On July 11, New Orleans resident Bob Tucker, 50, a loss prevention specialist, was in town for a week on business, staying at the Hampton Inn in Green Tree. A former college football and baseball player, he’d been working out hard for the past two months, had lost 20 pounds and was feeling the best he’d felt since college. That Wednesday, after a rigorous workout at the hotel’s fitness center, he began to experience shortness of breath and then chest pain.
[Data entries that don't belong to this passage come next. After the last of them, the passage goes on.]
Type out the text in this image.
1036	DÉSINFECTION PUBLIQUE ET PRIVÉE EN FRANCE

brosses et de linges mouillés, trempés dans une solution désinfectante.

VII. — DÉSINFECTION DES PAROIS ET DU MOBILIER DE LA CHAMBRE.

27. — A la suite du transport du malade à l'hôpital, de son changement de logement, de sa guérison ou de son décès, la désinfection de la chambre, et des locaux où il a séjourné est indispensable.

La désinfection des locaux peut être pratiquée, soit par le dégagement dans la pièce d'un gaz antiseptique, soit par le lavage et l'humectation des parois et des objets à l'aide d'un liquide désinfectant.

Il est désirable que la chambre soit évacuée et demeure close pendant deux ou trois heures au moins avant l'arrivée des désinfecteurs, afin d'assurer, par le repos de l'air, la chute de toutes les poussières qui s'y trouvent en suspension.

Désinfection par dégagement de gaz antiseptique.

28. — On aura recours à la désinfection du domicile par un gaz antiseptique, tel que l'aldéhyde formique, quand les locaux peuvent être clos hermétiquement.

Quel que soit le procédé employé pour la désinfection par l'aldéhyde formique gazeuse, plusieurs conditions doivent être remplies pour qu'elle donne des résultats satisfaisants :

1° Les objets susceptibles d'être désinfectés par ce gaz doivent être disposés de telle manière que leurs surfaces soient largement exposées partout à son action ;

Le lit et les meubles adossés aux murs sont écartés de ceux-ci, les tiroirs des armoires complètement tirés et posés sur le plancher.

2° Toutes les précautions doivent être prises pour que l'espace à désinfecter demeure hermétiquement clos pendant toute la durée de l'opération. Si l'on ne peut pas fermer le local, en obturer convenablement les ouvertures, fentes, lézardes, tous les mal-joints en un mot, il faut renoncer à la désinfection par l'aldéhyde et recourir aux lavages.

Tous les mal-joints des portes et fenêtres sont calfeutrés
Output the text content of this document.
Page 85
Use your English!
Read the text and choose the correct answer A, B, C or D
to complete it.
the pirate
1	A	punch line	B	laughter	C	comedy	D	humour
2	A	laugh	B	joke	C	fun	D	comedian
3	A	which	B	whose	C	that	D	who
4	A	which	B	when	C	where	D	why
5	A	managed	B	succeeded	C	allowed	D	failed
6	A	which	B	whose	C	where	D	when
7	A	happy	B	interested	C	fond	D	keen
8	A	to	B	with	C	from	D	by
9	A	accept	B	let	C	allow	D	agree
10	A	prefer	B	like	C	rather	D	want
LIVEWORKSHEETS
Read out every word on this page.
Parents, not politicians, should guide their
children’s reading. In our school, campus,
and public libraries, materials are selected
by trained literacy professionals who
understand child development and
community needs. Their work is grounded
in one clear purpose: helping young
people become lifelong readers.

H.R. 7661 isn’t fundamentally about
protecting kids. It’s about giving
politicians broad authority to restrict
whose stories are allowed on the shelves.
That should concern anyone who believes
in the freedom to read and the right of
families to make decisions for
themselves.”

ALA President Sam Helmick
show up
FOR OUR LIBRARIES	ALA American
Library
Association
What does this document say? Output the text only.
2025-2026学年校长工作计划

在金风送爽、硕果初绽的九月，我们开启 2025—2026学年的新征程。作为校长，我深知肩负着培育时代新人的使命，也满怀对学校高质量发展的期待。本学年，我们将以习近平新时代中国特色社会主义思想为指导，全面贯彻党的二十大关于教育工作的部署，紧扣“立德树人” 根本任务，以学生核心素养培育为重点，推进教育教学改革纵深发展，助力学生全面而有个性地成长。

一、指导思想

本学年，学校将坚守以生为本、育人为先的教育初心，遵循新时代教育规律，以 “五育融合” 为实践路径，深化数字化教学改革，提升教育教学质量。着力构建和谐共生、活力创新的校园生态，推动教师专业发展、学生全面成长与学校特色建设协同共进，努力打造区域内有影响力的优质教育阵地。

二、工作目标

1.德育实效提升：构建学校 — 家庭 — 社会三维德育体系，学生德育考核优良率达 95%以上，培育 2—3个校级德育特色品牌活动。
When the symptoms didn’t subside, he went down to the hotel’s front desk and asked if the shuttle could take him to the nearest hospital (the clerk said it was Allegheny General), but the shuttle was 15 minutes away. The clerk asked if he wanted an ambulance, and he said “No, thanks, I could probably drive myself.” He started to search for direction on his phone, and the last thing he recalls is saying, “Call 911,” before collapsing and becoming unresponsive.
The hotel staff started CPR. MRTSA was on the scene within four minutes, used the AED and got a pulse fairly quickly, says Jesse Siefert, MRTSA’s deputy chief of administration. Paramedics Dave Englert, Norm Feehan and David Terkel transported Tucker to St. Clair Hospital, using the latest technology en route to transmit his EKG to the Emergency Department, showing he was having a heart attack. This allowed the hospital to activate the cath lab and cardiologists, saving valuable time.
Cardiac catheterization showed Tucker as suffering from 100 percent blockage of the left anterior descending artery, often called the “widow maker.” A stent was inserted to clear the artery and within a hour of arriving at the hospital, Tucker was out of the cath lab and into recovery. His wife, Heather, flew in the next day and Tucker was released from the hospital July 13, feeling good enough to celebrate a 23rd wedding anniversary dinner at Monterrey Bay Fish Grotto.
MRTSA responds to about 800 calls a month, 15 to 20 of which are cardiac related. All the outcomes aren’t perfect, but this call went as smoothly as any paramedic or patient could hope—and everyone was thankful. “Mr. Tucker’s outcome is testament to the cooperative and innovative care provided by MRTSA and St. Clair Hospital,” Siefert says. “We encourage everyone to learn CPR and have seen again in this case how significant bystander CPR is to full recovery.
“Guys, I’m alive because of you,” Tucker, father of two, told the MRTSA staff in a letter after he returned home. “I have miles to run, charities to earn for, others to help. Thanks to you guys I can now pay it forward. None of this would be possible without your efforts. I owe the opportunity to have a ‘rest of my life’ to you guys. Do me a favor and tell your kids, your wives, girlfriends, moms and dads that Bob Tucker says you are a hero.” Tucker also credited cardiologists James Marcucci and Dave Burkey for the excellent care he received at St. Clair.
And he made a promise: “I’ve become a decent cook over my 29 years in Louisiana being tutored by my wife and her sisters and with cookbook lessons from John Besh, Emeril Lagasse, Paul Prudhomme and John Folse—none of which I rival, but I hold my own. I plan on cooking a meal to knock your socks off when I return; count on it”
Last Friday he did just that, spending eight hour at MRTSA’s Cypress Way headquarters cooking a Bayou-inspired dinner for 15 that included, among other things, shrimp bisque, Cajun salad, grillades and grits (often called Louisiana Brunch) and bananas foster. “It was reciprocal appreciation,” says Siefert, who doesn’t recall any such elaborate gesture of thanks in recent years. “We told him over and over how much we appreciated him taking time do to it.”
MRTSA is an American Heart Association Training Center with a staff of 52 instructors that holds about 600 classes and certifies more than 3500 people in CPR each year. If you enjoyed reading about this happy “beginning,” please take the time to review the following American Heart Associations stats :
—Nearly 383,000 out-of-hospital sudden cardiac arrests occur annually nationwide.
—88 percent of sudden cardiac arrests occur at home.
—Sadly, 70 percent of Americans may feel helpless to act during a cardiac arrest emergency because they do not know how to administer CPR or their training has significantly lapsed. Effective bystander CPR provided immediately after sudden cardiac arrest can triple a victim’s chance of survival, but only 32 percent of cardiac arrest victims get CPR from a bystander.